Setengah jam berlalu, duduk mengamati
bentuk Jembatan IV dari bawah pohon trembesi. Jembatan yang menghubungkan
antara Kecamatan Palu Barat dan Palu Timur yang lebih terkenal dengan nama Jembatan
Kuning. Sesekali aku berpindah tempat mencari angel yang pas untuk mengabadikan potret objek yang membentang
dihadapanku. Tak berapa lama dari kejauhan sosok seorang pria menghampiri
tempatku berpijak. Aku tak bermaksud seperti tak menyadari kedatangannya. Sampai
ketika pria itu bertanya, “Sendirian?,” sosok itu tersenyum tipis, basa–basi
seperlunya, akupun mengangguk sambil lalu, namun sekilas memperhatikan
perawakan pria yang kini telah merebahkan bahunya pada pohon di tempat semula
aku duduk. Pria yang tampak lebih tua dariku itu bertubuh kurus, tingginya
kira–kira 170 cm, berkulit sawo matang, bermata teduh. Pria itu meletakkan
ransel ke atas pangkuannya, merogoh ke dalam tas, lalu mengeluarkan selembar
kertas dan sebuah pensil. Sekitar lima menit melempar pandang ke objek yang sama
seperti yang kuamati. Kemudian pria yang berumur sekitar 30-an itu dengan
luwesnya
menggerakkan jemarinya, membuat sketsa.
Setelah menyikat gigi dan meminum
segelas air putih aku menaiki ranjang tempat tidurku.
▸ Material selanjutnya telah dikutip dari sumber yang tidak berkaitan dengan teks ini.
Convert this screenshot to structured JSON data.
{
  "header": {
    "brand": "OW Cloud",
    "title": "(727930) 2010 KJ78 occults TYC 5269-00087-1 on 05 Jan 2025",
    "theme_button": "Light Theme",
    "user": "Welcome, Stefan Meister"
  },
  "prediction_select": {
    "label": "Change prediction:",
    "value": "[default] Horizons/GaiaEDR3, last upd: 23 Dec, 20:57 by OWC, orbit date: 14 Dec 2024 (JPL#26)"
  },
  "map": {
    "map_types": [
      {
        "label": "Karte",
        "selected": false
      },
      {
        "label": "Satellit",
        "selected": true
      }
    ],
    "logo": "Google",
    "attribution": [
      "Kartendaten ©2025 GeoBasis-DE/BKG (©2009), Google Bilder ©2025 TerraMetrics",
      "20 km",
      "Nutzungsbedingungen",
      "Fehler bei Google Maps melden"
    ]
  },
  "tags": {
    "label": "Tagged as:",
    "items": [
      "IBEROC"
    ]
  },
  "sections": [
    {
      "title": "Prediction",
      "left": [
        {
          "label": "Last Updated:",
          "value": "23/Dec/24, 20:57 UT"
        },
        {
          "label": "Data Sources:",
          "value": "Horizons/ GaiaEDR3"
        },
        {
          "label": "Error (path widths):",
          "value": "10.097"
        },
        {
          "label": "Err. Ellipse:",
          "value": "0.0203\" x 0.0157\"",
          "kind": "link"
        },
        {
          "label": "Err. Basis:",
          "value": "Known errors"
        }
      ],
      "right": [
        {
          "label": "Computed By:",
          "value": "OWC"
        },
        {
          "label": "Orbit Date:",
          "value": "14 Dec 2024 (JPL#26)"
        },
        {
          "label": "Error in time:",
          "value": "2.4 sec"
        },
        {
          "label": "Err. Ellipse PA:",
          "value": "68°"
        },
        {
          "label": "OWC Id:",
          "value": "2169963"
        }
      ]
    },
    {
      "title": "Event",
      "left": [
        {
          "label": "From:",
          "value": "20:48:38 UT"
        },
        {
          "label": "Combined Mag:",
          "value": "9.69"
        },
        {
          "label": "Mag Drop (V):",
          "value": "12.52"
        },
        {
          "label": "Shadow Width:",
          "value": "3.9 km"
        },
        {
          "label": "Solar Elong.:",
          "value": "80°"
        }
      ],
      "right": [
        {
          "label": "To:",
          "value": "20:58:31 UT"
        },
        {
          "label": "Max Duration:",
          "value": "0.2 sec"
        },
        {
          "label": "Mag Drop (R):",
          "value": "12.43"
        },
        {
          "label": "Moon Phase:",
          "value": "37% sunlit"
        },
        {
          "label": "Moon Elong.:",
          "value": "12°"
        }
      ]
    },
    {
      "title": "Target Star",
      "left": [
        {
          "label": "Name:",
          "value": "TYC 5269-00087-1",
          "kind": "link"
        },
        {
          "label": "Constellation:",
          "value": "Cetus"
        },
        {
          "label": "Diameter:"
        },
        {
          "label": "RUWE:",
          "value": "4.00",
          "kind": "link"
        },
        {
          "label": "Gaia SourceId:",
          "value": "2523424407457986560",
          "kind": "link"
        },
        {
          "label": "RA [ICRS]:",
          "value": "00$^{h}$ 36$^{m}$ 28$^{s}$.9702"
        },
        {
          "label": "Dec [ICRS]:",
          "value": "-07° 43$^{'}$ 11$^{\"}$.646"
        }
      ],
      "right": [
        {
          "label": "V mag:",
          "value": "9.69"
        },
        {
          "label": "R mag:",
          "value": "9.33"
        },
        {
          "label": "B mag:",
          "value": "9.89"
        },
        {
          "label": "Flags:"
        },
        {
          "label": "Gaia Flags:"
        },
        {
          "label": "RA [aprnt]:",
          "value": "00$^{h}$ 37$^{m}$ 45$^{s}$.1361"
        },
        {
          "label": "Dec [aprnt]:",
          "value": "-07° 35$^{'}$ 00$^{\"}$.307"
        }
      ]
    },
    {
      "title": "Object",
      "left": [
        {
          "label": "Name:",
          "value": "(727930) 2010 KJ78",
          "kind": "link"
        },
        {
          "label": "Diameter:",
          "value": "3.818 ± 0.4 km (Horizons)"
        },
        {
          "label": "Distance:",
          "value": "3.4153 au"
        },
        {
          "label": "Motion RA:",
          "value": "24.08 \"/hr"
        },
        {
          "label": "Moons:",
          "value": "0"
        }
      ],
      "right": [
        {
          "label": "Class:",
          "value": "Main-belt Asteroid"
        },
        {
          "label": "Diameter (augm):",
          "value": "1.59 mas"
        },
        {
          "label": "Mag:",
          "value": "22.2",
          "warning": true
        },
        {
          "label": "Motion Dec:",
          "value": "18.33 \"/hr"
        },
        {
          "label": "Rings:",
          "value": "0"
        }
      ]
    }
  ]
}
Merenung sejenak sambil
mengendus kesal mengingat perbincangan di ruang makan tadi. Tentang aku yang mendadak
memutuskan berhenti dari tempatku bekerja. “Biarlah mereka berpikir dengan cara
mereka sendiri, aku pun berhak tak memberikan penjelasan,” pikirku. Empat tahun
enam bulan menempuh pendidikan sebagai mahasiswi teknik. Meski tidak mendapat
predikat Cum Laude setidaknya aku
pernah menjadi salah satu mahasiswi berprestasi yang terbukti dengan terpilihnya
aku menjadi Beswan Djarum. Sejarah
masa lalu yang cukup membanggakan, namun seakan tak berarti saat ini.
Kenyataannya sudah berbulan-bulan aku menjadi penghuni tetap kamar tidurku. Menunggu
panggilan interview. Awalnya aku
bukanlah tipe orang yang aktif di sosmed.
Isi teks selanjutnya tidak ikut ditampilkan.